L’appartement de la duchesse de Béthune-Sully a subsisté : il se compose d’une antichambre, d’une chambre avec une alcôve, d’un oratoire et d’un petit cabinet. Il n’est ouvert à la visite que rarement. Précipitez-vous si l’occasion se présente : de nombreux décors et mobilier, peintures, sont encore visibles aujourd’hui.
Il est en revanche recommandé de pénétrer dans la salle qui abrite aujourd’hui la librairie. Cette grande salle basse du rez-de-chaussée a en effet conservé son plafond du xviie siècle, à poutres et solives peintes, caractéristique des plafonds dits à la française. Cette salle était autrefois consacrée aux réceptions et aux fêtes.
Disposé au centre du corps de logis principal, le grand escalier bâti en pierre mérite l’attention : il comprend plusieurs volées droites et des paliers, soutenus par un mur central avec un décor sculpté de toute beauté.
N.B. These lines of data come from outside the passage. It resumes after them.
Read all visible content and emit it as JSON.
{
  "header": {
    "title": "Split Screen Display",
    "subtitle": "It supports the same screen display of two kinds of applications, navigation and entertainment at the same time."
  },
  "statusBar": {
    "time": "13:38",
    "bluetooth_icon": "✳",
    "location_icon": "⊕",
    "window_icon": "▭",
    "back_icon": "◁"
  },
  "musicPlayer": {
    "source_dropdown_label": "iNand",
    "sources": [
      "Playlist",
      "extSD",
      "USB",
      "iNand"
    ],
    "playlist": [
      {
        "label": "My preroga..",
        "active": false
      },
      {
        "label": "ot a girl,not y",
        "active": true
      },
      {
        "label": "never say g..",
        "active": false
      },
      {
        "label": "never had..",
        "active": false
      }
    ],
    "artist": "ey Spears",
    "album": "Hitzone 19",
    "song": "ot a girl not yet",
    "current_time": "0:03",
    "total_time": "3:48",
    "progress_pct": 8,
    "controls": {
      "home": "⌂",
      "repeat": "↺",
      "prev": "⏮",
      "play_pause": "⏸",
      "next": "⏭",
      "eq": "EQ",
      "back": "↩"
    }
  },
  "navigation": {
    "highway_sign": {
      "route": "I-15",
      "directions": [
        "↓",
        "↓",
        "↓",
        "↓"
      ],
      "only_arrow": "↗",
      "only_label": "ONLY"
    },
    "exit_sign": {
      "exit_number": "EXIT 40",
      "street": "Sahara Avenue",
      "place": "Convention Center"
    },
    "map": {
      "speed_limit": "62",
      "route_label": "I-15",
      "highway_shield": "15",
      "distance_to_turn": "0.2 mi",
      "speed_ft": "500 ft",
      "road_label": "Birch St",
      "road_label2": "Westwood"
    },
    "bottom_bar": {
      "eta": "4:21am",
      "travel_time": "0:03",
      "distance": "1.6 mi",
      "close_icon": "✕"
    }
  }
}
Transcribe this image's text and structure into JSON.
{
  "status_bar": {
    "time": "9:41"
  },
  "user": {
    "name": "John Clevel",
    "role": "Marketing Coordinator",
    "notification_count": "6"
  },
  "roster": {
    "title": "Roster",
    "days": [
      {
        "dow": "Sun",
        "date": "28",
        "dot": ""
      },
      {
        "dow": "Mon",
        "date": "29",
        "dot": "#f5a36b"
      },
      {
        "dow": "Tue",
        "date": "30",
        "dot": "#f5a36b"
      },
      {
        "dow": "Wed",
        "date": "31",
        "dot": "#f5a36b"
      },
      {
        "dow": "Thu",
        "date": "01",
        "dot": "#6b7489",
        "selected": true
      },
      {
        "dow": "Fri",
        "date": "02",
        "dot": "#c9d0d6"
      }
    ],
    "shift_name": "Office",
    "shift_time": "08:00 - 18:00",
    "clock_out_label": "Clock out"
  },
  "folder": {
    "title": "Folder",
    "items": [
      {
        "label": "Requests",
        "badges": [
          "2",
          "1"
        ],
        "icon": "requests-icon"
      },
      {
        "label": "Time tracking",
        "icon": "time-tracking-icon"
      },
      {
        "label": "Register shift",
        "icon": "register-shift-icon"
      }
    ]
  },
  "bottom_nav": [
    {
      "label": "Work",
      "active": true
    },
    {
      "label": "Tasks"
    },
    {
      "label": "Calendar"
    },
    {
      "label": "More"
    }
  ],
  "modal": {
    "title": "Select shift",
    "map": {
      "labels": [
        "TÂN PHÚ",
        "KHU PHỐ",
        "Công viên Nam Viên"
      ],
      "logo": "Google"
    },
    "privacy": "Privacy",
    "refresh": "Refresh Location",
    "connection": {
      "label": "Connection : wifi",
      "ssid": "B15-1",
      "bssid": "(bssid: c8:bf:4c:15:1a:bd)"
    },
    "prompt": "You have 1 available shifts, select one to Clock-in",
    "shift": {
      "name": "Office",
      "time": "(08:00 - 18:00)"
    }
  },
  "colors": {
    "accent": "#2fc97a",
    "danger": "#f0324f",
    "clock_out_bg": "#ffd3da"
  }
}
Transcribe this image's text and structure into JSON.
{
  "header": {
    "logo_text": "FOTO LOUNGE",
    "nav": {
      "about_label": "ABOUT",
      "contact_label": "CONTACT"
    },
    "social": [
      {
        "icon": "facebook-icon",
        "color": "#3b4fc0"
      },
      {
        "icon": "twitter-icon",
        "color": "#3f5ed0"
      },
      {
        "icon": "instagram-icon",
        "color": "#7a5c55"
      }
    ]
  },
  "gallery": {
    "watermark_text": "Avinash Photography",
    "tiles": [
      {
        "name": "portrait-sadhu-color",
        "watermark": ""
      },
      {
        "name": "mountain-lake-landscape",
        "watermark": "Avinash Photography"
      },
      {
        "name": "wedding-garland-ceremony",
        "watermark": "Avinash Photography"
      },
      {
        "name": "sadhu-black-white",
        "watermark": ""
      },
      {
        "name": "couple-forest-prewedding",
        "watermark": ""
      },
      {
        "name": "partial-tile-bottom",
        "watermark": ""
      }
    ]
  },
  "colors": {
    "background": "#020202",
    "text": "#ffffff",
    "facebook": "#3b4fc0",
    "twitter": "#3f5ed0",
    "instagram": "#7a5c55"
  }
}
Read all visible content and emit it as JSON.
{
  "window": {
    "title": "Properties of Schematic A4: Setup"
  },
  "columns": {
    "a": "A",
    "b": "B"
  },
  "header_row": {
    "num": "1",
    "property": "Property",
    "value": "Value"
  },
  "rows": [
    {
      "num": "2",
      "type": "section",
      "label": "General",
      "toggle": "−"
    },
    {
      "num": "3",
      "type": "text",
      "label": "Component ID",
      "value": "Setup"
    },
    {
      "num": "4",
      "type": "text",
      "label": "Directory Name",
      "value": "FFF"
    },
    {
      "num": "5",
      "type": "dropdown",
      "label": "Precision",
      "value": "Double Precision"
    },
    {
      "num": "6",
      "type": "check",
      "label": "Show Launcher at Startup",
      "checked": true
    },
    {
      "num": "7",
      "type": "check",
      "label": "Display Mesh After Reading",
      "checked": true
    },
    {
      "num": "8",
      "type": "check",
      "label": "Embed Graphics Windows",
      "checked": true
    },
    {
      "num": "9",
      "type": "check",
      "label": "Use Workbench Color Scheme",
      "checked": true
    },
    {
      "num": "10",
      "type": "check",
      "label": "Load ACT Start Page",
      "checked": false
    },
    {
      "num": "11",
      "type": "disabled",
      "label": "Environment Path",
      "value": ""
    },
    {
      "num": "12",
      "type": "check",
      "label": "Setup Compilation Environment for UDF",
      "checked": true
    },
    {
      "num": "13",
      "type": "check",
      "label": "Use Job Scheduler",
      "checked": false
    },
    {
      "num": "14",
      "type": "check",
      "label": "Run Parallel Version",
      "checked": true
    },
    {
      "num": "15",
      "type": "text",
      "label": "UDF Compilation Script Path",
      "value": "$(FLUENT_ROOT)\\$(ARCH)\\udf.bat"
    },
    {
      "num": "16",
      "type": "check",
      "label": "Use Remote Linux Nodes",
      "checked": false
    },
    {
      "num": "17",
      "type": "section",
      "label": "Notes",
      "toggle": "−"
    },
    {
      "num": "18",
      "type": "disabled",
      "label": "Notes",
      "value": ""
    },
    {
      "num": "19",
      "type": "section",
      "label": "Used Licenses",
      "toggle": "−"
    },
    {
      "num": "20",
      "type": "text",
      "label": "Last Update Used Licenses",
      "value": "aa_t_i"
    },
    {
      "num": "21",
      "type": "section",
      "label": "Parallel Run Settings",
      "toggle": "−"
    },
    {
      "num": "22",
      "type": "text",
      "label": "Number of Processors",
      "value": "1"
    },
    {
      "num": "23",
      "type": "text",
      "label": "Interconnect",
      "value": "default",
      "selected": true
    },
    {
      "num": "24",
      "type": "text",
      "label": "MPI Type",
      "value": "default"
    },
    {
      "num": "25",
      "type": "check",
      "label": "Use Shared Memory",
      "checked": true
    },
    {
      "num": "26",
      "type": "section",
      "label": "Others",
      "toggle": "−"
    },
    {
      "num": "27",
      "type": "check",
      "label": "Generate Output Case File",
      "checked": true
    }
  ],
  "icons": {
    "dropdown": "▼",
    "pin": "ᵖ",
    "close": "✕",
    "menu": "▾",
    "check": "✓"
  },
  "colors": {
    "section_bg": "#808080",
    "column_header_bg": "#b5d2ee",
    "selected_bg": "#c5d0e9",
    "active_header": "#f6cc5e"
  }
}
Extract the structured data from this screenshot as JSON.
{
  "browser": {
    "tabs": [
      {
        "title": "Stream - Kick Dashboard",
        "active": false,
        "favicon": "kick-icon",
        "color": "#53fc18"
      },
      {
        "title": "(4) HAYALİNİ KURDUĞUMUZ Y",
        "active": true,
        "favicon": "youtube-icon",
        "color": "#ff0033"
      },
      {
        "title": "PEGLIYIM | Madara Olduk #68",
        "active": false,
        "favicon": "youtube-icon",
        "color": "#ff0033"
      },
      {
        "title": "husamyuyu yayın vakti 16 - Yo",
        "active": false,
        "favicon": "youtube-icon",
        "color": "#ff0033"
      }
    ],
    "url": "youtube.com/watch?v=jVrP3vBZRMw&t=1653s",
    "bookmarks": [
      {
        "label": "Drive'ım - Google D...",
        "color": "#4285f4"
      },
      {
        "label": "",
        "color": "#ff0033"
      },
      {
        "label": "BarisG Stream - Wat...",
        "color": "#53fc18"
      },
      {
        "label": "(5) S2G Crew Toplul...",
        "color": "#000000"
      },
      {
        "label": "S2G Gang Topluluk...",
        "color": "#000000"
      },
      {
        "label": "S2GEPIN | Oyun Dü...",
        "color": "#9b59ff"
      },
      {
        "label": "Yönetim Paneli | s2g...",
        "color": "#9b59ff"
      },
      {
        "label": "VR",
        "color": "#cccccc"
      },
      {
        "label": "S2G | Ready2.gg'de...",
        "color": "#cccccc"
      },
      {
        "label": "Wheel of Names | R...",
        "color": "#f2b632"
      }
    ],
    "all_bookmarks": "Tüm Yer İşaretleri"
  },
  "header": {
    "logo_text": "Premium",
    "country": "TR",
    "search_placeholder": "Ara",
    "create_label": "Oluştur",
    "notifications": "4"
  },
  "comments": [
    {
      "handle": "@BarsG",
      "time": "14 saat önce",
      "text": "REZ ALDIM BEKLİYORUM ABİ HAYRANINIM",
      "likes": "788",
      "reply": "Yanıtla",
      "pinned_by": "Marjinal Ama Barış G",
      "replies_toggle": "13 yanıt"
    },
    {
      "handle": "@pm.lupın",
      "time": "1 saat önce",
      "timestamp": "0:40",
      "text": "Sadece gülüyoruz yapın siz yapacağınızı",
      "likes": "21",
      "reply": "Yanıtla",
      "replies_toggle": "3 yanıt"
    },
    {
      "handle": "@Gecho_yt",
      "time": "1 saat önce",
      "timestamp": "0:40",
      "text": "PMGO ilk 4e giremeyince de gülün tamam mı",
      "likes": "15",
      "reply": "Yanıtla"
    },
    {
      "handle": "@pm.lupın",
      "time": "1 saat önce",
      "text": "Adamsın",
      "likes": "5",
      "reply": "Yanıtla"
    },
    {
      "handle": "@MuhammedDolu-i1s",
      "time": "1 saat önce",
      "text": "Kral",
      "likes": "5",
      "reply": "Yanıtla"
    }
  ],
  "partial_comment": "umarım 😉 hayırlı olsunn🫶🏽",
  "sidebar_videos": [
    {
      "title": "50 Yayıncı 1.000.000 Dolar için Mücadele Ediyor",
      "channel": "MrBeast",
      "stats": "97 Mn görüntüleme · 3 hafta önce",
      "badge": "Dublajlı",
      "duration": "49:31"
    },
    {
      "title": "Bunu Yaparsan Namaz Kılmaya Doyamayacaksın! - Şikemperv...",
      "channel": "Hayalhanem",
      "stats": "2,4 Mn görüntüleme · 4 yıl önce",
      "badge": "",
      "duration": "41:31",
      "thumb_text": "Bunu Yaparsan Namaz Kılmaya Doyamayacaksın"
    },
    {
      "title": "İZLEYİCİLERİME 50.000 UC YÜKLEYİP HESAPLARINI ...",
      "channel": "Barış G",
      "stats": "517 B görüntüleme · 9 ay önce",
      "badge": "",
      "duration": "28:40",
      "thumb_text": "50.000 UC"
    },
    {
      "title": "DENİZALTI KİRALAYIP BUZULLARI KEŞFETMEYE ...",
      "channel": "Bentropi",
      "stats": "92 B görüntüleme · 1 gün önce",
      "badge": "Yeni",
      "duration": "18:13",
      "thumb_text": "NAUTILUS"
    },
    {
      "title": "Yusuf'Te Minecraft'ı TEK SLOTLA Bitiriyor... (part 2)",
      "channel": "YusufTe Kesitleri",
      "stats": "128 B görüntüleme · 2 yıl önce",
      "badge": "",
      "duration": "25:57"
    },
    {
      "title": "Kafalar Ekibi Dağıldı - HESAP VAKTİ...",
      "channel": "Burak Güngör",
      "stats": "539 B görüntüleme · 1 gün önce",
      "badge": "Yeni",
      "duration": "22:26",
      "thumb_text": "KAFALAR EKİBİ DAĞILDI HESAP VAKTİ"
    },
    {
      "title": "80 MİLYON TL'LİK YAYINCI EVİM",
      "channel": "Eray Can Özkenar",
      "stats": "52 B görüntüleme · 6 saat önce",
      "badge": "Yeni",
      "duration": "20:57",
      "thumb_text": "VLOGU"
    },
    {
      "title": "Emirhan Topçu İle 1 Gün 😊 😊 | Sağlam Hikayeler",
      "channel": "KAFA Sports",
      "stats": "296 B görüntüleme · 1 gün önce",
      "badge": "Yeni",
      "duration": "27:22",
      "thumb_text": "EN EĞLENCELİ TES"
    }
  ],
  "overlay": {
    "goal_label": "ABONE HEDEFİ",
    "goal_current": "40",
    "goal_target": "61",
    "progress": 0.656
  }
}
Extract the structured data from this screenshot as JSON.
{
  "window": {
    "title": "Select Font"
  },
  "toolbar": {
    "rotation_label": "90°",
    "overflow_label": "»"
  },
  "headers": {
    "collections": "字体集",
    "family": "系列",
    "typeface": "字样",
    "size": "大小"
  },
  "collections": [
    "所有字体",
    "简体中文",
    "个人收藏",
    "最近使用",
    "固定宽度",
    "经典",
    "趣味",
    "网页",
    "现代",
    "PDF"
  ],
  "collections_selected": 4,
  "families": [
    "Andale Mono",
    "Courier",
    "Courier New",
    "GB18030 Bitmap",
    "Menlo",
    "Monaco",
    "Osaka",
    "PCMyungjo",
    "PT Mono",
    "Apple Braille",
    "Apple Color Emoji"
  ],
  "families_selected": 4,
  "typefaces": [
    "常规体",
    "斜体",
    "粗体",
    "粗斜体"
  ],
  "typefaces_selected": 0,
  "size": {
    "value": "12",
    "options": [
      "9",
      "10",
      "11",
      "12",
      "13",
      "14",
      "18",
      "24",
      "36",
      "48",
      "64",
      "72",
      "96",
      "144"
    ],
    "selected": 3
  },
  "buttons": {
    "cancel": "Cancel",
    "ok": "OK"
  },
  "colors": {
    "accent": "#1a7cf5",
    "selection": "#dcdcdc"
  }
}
Le palier du premier étage dessert, à gauche, la chambre du ministre Sully, dont il ne subsiste que le plafond à poutres et solives, et la grande salle haute, à droite.
Après avoir hébergé divers négociants après la Révolution, et abrité même une école pour filles, l’hôtel est loué au xixe siècle à de nombreux artisans, à des boutiques avec en plus des appartements de rapport. Des constructions supplémentaires viennent enlaidir l’ensemble.
Heureusement, la comtesse de Béhague achète l’hôtel en 1920 et commence à résilier les baux des divers locataires. Elle entreprend un début de restauration, mais meurt en 1939. Ses héritiers cèdent finalement l’hôtel à l’État en 1944 et sa restauration débute en 1952 avec la destruction de multiples constructions parasites. Jusqu’en 1975 est menée une restauration complète des extérieurs comme des intérieurs.
Depuis 1967, l’Hôtel de Sully est le siège du Centre des monuments nationaux.